Thursday, 3 January 2013

Becky's Guide To Life: Employment Enjoyment

Part 1: How To Suck All Potential Fun Out Of Your Work Day

1. Look at the clock every twelve seconds and complain about how it seems to be moving backwards.

2. Think and talk incessantly about food from the second bum is planted on seat.

3. Over think everything you say to your colleagues. They obviously all think you're a massive tool.

4. Complain about being bored whilst staring wistfully into space.
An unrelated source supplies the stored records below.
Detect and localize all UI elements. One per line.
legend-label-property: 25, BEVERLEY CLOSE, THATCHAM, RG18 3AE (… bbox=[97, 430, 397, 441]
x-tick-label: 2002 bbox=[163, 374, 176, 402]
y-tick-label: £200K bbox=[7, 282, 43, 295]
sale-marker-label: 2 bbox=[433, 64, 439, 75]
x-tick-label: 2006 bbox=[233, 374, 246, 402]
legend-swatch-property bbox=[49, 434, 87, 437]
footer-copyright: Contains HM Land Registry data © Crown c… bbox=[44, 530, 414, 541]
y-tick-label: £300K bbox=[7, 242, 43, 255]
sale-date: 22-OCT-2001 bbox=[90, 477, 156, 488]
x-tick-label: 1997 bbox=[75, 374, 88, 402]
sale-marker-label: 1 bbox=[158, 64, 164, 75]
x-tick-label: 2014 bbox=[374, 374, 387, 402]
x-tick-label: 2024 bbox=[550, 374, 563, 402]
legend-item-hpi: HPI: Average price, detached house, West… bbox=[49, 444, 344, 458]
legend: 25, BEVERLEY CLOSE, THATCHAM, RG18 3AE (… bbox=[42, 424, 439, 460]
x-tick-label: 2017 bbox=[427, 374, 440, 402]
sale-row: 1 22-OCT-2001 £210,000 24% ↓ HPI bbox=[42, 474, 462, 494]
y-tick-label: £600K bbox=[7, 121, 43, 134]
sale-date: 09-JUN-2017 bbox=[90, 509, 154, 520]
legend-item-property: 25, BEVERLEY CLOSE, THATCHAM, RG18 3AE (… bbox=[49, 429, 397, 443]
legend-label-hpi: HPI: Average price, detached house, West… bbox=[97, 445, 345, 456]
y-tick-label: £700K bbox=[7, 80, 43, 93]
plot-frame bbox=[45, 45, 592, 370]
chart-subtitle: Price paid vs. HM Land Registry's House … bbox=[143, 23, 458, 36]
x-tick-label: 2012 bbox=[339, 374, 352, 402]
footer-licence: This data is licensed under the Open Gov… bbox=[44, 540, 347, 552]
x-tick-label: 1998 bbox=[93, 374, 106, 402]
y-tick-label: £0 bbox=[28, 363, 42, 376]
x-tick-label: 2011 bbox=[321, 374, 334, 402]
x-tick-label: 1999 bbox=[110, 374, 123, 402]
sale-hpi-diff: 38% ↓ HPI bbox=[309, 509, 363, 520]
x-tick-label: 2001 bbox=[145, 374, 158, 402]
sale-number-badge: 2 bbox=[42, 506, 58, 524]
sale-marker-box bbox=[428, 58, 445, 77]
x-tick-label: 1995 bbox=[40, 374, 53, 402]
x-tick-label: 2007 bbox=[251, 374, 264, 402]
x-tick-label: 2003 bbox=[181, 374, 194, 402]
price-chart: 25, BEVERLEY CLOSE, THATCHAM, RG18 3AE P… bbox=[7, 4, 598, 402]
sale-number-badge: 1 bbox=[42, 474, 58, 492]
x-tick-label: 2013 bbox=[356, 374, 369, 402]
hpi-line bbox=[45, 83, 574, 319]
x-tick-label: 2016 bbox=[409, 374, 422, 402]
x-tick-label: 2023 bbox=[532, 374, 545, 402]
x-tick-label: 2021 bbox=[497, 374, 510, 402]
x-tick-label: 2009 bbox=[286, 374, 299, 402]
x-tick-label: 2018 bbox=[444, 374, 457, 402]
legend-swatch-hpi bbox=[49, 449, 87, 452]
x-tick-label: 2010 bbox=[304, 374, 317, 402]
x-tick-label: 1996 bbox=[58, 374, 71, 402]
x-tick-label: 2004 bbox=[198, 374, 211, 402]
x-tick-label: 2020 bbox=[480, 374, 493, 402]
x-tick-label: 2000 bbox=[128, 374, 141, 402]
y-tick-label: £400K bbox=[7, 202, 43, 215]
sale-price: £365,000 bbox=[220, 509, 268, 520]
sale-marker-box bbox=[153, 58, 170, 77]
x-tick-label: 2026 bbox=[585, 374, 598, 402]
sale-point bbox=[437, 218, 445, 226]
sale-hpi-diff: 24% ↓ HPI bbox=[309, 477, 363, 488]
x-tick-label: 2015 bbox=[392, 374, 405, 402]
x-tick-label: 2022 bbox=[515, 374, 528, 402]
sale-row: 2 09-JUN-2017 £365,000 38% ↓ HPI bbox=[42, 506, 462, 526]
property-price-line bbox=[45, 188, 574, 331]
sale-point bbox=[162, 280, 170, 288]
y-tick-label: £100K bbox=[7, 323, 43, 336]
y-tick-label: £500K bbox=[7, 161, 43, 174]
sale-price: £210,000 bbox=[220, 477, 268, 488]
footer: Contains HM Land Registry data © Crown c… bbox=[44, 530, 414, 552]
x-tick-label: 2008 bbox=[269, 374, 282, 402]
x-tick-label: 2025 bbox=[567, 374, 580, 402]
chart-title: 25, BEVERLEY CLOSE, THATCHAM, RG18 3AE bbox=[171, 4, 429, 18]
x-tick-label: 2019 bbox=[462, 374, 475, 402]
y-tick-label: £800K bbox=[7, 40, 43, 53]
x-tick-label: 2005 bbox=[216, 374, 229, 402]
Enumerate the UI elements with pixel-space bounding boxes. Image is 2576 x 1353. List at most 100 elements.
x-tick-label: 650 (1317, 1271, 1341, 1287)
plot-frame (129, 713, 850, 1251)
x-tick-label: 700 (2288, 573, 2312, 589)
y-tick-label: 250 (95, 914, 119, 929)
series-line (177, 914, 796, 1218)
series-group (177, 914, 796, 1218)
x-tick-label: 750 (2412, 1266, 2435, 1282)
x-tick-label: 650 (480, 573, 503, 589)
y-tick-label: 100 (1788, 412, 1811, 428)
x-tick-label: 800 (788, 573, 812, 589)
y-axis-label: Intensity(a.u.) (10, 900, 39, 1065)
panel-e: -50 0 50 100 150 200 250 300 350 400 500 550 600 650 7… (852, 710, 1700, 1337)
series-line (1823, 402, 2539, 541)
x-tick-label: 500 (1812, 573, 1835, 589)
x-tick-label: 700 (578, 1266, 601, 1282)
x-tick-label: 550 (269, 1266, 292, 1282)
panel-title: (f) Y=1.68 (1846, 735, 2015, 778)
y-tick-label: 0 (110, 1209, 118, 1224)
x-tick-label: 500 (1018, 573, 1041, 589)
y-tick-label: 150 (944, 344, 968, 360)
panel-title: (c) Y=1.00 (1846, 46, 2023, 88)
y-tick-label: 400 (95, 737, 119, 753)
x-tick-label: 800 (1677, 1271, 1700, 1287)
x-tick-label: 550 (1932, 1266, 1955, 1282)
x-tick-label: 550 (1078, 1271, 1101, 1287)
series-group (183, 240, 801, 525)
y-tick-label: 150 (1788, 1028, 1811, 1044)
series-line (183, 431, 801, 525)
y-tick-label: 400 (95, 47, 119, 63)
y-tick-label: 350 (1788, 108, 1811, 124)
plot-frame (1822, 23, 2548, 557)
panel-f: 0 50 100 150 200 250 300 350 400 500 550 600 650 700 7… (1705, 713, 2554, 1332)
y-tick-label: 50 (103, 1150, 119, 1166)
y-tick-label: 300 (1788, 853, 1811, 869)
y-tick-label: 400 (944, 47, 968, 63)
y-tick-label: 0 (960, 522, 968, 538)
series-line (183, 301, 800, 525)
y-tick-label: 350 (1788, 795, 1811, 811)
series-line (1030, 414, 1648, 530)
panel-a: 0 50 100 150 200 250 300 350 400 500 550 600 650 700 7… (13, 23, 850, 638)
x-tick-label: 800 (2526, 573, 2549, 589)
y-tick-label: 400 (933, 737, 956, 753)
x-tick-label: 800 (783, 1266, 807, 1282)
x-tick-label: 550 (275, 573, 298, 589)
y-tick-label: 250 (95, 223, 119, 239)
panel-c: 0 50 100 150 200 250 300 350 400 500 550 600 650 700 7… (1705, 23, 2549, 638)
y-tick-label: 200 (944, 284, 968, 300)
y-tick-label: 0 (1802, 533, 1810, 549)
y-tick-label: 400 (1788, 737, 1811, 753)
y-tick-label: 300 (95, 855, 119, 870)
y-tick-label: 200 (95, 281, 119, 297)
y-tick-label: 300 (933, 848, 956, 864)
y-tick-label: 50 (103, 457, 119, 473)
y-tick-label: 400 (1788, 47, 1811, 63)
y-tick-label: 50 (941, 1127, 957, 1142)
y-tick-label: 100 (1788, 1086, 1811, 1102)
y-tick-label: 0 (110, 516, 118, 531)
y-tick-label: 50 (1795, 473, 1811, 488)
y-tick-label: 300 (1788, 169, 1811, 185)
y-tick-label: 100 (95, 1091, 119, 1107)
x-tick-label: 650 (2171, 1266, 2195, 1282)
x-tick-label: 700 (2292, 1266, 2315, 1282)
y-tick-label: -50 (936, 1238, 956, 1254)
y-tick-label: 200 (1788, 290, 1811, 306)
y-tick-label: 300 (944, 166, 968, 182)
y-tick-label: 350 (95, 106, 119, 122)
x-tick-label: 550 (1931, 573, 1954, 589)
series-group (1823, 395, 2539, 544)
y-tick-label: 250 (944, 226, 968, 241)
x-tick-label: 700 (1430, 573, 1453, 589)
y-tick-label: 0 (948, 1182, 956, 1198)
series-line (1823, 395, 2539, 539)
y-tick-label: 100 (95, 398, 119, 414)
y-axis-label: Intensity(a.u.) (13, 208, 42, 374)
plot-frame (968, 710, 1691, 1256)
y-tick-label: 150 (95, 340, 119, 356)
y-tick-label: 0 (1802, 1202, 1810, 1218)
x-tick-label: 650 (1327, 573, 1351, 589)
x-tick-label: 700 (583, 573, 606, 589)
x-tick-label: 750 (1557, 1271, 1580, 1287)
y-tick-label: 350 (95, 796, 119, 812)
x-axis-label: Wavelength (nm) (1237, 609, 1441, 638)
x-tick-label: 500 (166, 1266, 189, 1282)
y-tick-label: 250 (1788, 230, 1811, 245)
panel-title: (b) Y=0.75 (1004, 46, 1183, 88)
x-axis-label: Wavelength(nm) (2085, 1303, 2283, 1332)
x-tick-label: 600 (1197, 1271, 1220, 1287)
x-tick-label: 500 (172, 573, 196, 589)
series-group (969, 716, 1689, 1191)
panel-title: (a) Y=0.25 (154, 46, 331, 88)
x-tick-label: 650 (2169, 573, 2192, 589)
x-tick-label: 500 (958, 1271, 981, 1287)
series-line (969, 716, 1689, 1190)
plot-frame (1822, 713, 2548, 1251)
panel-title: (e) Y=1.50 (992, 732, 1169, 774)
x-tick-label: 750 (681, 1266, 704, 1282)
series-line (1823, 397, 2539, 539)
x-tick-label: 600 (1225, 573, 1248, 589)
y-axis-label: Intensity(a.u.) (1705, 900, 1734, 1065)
Pick at nails.

5. Sigh.

6. Bury every bit of criticism management give you in brain for use during future meltdowns and "oh fuck, I'm getting fired!!!" Crises.

7. Avoid conversation with colleagues where possible.
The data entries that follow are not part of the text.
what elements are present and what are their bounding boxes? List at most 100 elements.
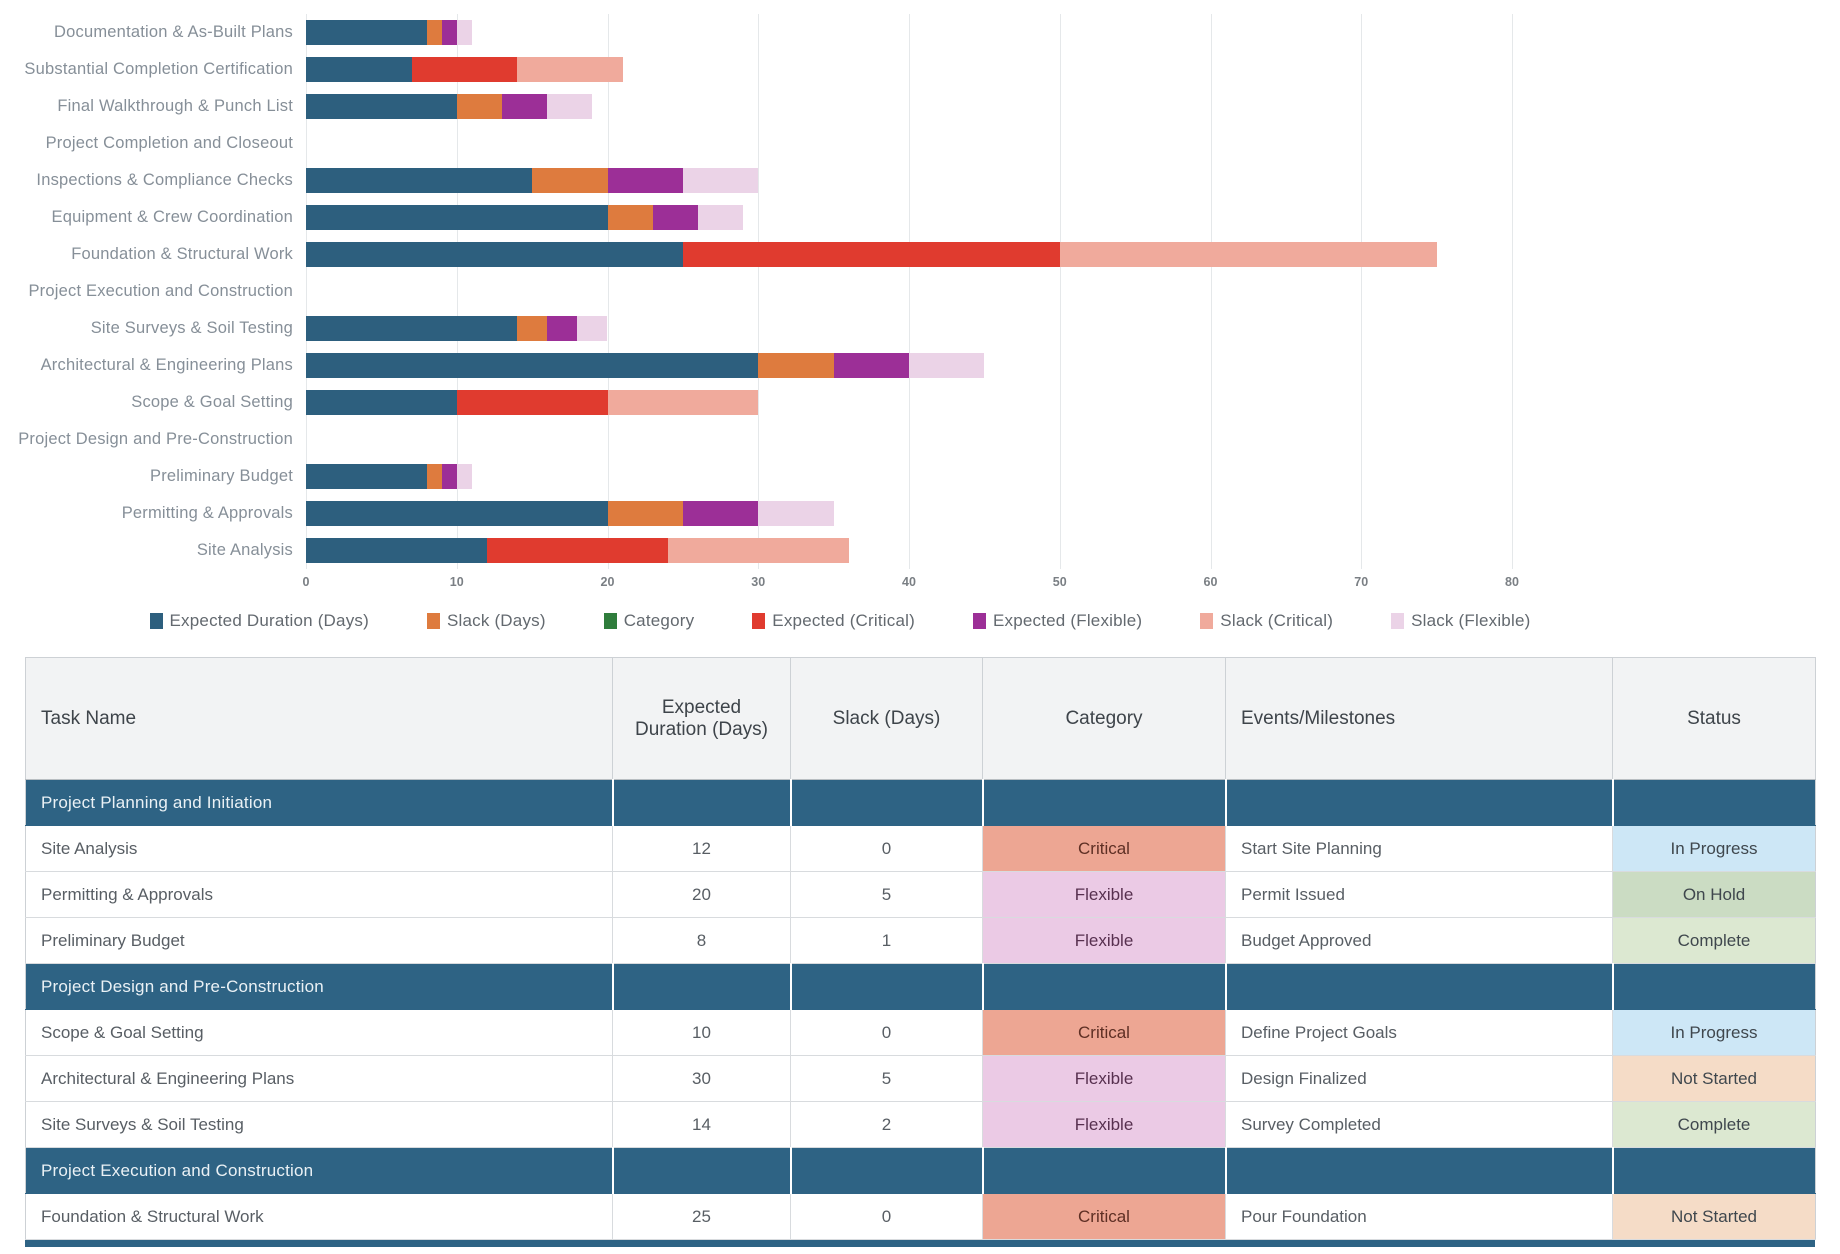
- bar-segment: [607, 205, 653, 230]
- bar-track: [306, 279, 1512, 304]
- bar-track: [306, 94, 1512, 119]
- bar-segment: [758, 353, 834, 378]
- bar-segment: [306, 57, 412, 82]
- legend-swatch-icon: [1391, 613, 1405, 629]
- bar-segment: [456, 390, 608, 415]
- chart-category-label: Architectural & Engineering Plans: [40, 356, 293, 374]
- x-axis-tick-label: 20: [600, 575, 615, 589]
- bar-segment: [426, 464, 442, 489]
- section-empty-cell: [1224, 1147, 1613, 1194]
- legend-label: Category: [623, 611, 695, 630]
- chart-category-label: Final Walkthrough & Punch List: [57, 97, 293, 115]
- section-empty-cell: [611, 963, 791, 1010]
- grid-line: [306, 14, 307, 569]
- table-header-row: Task Name Expected Duration (Days) Slack…: [25, 657, 1816, 780]
- bar-track: [306, 168, 1512, 193]
- bar-segment: [1059, 242, 1437, 267]
- legend-swatch-icon: [752, 613, 766, 629]
- legend-item: Expected (Flexible): [972, 611, 1142, 631]
- bar-track: [306, 316, 1512, 341]
- category-cell: Critical: [982, 825, 1226, 872]
- chart-category-label: Preliminary Budget: [150, 467, 293, 485]
- slack-cell: 5: [790, 1055, 983, 1102]
- bar-segment: [306, 94, 457, 119]
- legend-item: Slack (Critical): [1200, 611, 1333, 631]
- task-name-cell: Preliminary Budget: [25, 917, 613, 964]
- x-axis-tick-label: 60: [1203, 575, 1218, 589]
- task-name-cell: Permitting & Approvals: [25, 871, 613, 918]
- section-empty-cell: [611, 1147, 791, 1194]
- expected-duration-cell: 20: [612, 871, 791, 918]
- expected-duration-cell: 14: [612, 1101, 791, 1148]
- grid-line: [909, 14, 910, 569]
- bar-segment: [833, 353, 909, 378]
- task-name-cell: Site Analysis: [25, 825, 613, 872]
- status-badge: In Progress: [1612, 825, 1816, 872]
- bar-segment: [306, 316, 518, 341]
- legend-swatch-icon: [1200, 613, 1214, 629]
- bar-segment: [306, 20, 427, 45]
- header-status: Status: [1612, 657, 1816, 780]
- chart-category-label: Foundation & Structural Work: [71, 245, 293, 263]
- section-title: Project Execution and Construction: [25, 1147, 613, 1194]
- next-section-row-partial: [25, 1240, 1815, 1247]
- expected-duration-cell: 12: [612, 825, 791, 872]
- chart-row: Documentation & As-Built Plans: [0, 14, 1840, 51]
- x-axis-tick-label: 70: [1354, 575, 1369, 589]
- bar-segment: [547, 94, 593, 119]
- milestone-cell: Start Site Planning: [1225, 825, 1613, 872]
- chart-legend: Expected Duration (Days) Slack (Days) Cate…: [30, 611, 1650, 631]
- bar-segment: [758, 501, 834, 526]
- bar-segment: [306, 168, 533, 193]
- category-cell: Flexible: [982, 1101, 1226, 1148]
- legend-item: Category: [603, 611, 695, 631]
- bar-segment: [306, 242, 683, 267]
- bar-segment: [517, 316, 548, 341]
- chart-row: Project Execution and Construction: [0, 273, 1840, 310]
- section-header-row: Project Design and Pre-Construction: [25, 963, 1816, 1010]
- table-row: Site Analysis 12 0 Critical Start Site Plann…: [25, 825, 1816, 872]
- grid-line: [758, 14, 760, 569]
- task-name-cell: Architectural & Engineering Plans: [25, 1055, 613, 1102]
- legend-item: Expected Duration (Days): [149, 611, 369, 631]
- table-row: Architectural & Engineering Plans 30 5 Flex…: [25, 1055, 1816, 1102]
- x-axis-tick-label: 10: [449, 575, 464, 589]
- section-empty-cell: [611, 779, 791, 826]
- bar-segment: [682, 501, 759, 526]
- category-cell: Critical: [982, 1009, 1226, 1056]
- bar-segment: [306, 353, 759, 378]
- bar-track: [306, 131, 1512, 156]
- x-axis-tick-label: 0: [302, 575, 310, 589]
- legend-swatch-icon: [426, 613, 440, 629]
- chart-category-label: Site Analysis: [196, 541, 293, 559]
- bar-track: [306, 20, 1512, 45]
- task-name-cell: Scope & Goal Setting: [25, 1009, 613, 1056]
- chart-plot-area: Documentation & As-Built Plans Substantia…: [0, 14, 1840, 569]
- chart-category-label: Equipment & Crew Coordination: [51, 208, 293, 226]
- x-axis-tick-label: 30: [751, 575, 766, 589]
- legend-label: Slack (Flexible): [1411, 611, 1531, 630]
- category-cell: Flexible: [982, 917, 1226, 964]
- chart-row: Equipment & Crew Coordination: [0, 199, 1840, 236]
- x-axis: 0 10 20 30 40 50 60 70 80: [302, 573, 1519, 595]
- section-title: Project Planning and Initiation: [25, 779, 613, 826]
- expected-duration-cell: 25: [612, 1193, 791, 1240]
- slack-cell: 2: [790, 1101, 983, 1148]
- status-badge: Complete: [1612, 1101, 1816, 1148]
- category-cell: Flexible: [982, 871, 1226, 918]
- bar-segment: [306, 464, 427, 489]
- header-events-milestones: Events/Milestones: [1225, 657, 1613, 780]
- bar-segment: [517, 57, 623, 82]
- milestone-cell: Budget Approved: [1225, 917, 1613, 964]
- x-axis-tick-label: 50: [1052, 575, 1067, 589]
- grid-line: [456, 14, 458, 569]
- chart-category-label: Project Completion and Closeout: [45, 134, 293, 152]
- bar-segment: [607, 501, 683, 526]
- milestone-cell: Survey Completed: [1225, 1101, 1613, 1148]
- table-row: Preliminary Budget 8 1 Flexible Budget Appro…: [25, 917, 1816, 964]
- bar-segment: [306, 390, 457, 415]
- bar-track: [306, 242, 1512, 267]
- legend-item: Expected (Critical): [752, 611, 915, 631]
- chart-gridlines: [306, 14, 1513, 569]
- header-task-name: Task Name: [25, 657, 613, 780]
8. Look at the clock some more.

9. Decide you hate any and all customers before you speak with them.

10. Fantasise about other, better jobs you could be doing right now because you're, like, so under appreciated in this one....pick nails and look at clock.
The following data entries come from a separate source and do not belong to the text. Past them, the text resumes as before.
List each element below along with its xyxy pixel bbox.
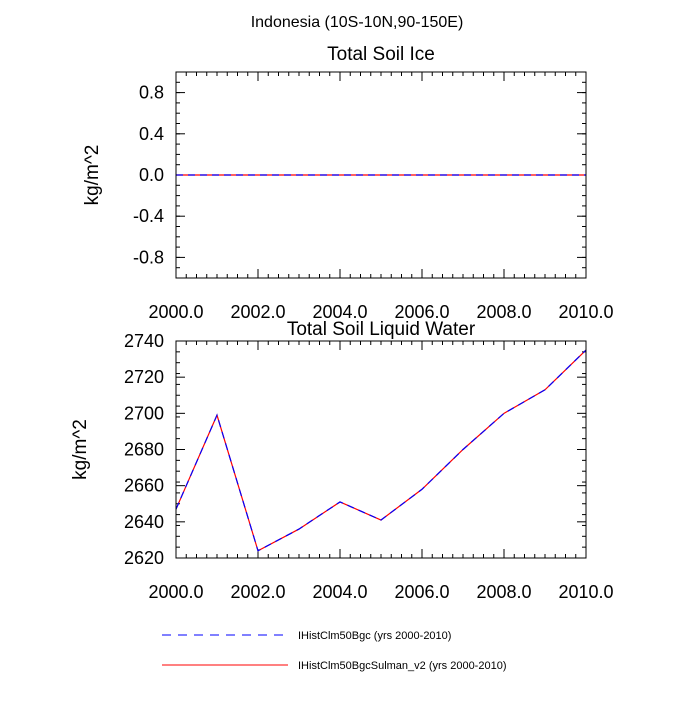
x-tick-label: 2000.0 <box>148 582 203 602</box>
y-tick-label: 2740 <box>124 331 164 351</box>
y-tick-label: -0.4 <box>133 206 164 226</box>
y-axis-label: kg/m^2 <box>82 145 103 206</box>
x-tick-label: 2002.0 <box>230 302 285 322</box>
legend-label: IHistClm50Bgc (yrs 2000-2010) <box>298 630 451 642</box>
y-axis-label: kg/m^2 <box>70 419 91 480</box>
legend-label: IHistClm50BgcSulman_v2 (yrs 2000-2010) <box>298 660 506 672</box>
panel-1: Total Soil Ice kg/m^2 2000.0 2002.0 2004.0 20… <box>82 44 614 322</box>
x-tick-label: 2002.0 <box>230 582 285 602</box>
y-tick-label: 2620 <box>124 548 164 568</box>
y-tick-label: 2700 <box>124 403 164 423</box>
x-tick-label: 2006.0 <box>394 582 449 602</box>
y-tick-label: 0.4 <box>139 124 164 144</box>
x-tick-label: 2010.0 <box>558 302 613 322</box>
y-tick-label: 0.8 <box>139 83 164 103</box>
y-tick-label: 2680 <box>124 440 164 460</box>
chart-panels: Total Soil Ice kg/m^2 2000.0 2002.0 2004.0 20… <box>70 44 614 602</box>
x-tick-label: 2006.0 <box>394 302 449 322</box>
x-tick-label: 2000.0 <box>148 302 203 322</box>
plot-frame <box>175 340 587 559</box>
panel-2: Total Soil Liquid Water kg/m^2 2000.0 2002.… <box>70 319 614 602</box>
y-tick-label: 2640 <box>124 512 164 532</box>
panel-title: Total Soil Liquid Water <box>287 319 476 340</box>
y-tick-label: -0.8 <box>133 247 164 267</box>
x-tick-label: 2008.0 <box>476 302 531 322</box>
panel-title: Total Soil Ice <box>327 44 435 65</box>
x-tick-label: 2010.0 <box>558 582 613 602</box>
series-line-1 <box>175 349 587 552</box>
figure-title: Indonesia (10S-10N,90-150E) <box>251 14 464 31</box>
y-tick-label: 0.0 <box>139 165 164 185</box>
plot-frame <box>175 71 587 279</box>
x-tick-label: 2004.0 <box>312 302 367 322</box>
x-tick-label: 2004.0 <box>312 582 367 602</box>
y-tick-label: 2720 <box>124 367 164 387</box>
x-tick-label: 2008.0 <box>476 582 531 602</box>
legend: IHistClm50Bgc (yrs 2000-2010) IHistClm50B… <box>162 630 506 672</box>
y-tick-label: 2660 <box>124 476 164 496</box>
Part 2: Holy Beeps, Bruce, This Is Fun!! AKA How To Enjoy Your Job (even if you're not a cake tester or super hero.... Yet)

1. Take full advantage of spinny chairs. Wheeeeee!!

2. Doodle whenever the opportunity arises.

3. Laugh along at all the brilliant, ridiculous things your peers tell you. Feel inwardly chuffed when they laugh with (*cough*at*cough*) you.

4. Get stuck the fuck in. Whatever you're doing. Enthusiasm = faster hours (not too much enthusiasm, though. I once smacked myself in the face with a phone before I could bellow any "hello"s down it).

5. Smile. But only if you feel like it.

6. Build something out of paperclips/stationary... E.g binder clip robot

7. Make effort to recall weird customers, and later regale others with tales of their screwiness for mid afternoon giggles. Unless you're a psychiatrist. Confidentiality and that...

8. If someone brings in cake, love them forever, eat the cake, and spend the following week reminding everyone how good the cake was, so that people feel obliged to bring in more cake.


9. Drink so much coffee that you leave the office in spirit and enter a new dimension where everything takes on a buzzy, cartoonish quality (when in reality, you're freaking your co workers out by giggling and shivering at them).

10. Realise that, despite the ghoulish mass moaning about the pay, the hours, the boredom etc etc, you probably never would have had the luck to meet any of the people you get to spend at least 8hours a day with, faffing,laughing and eating, five days a week if you hadn't worked there. And you know for a fact, that wherever your life takes you next, you know you'll remember the good WAY more than the bad, and part of you might even miss it a little.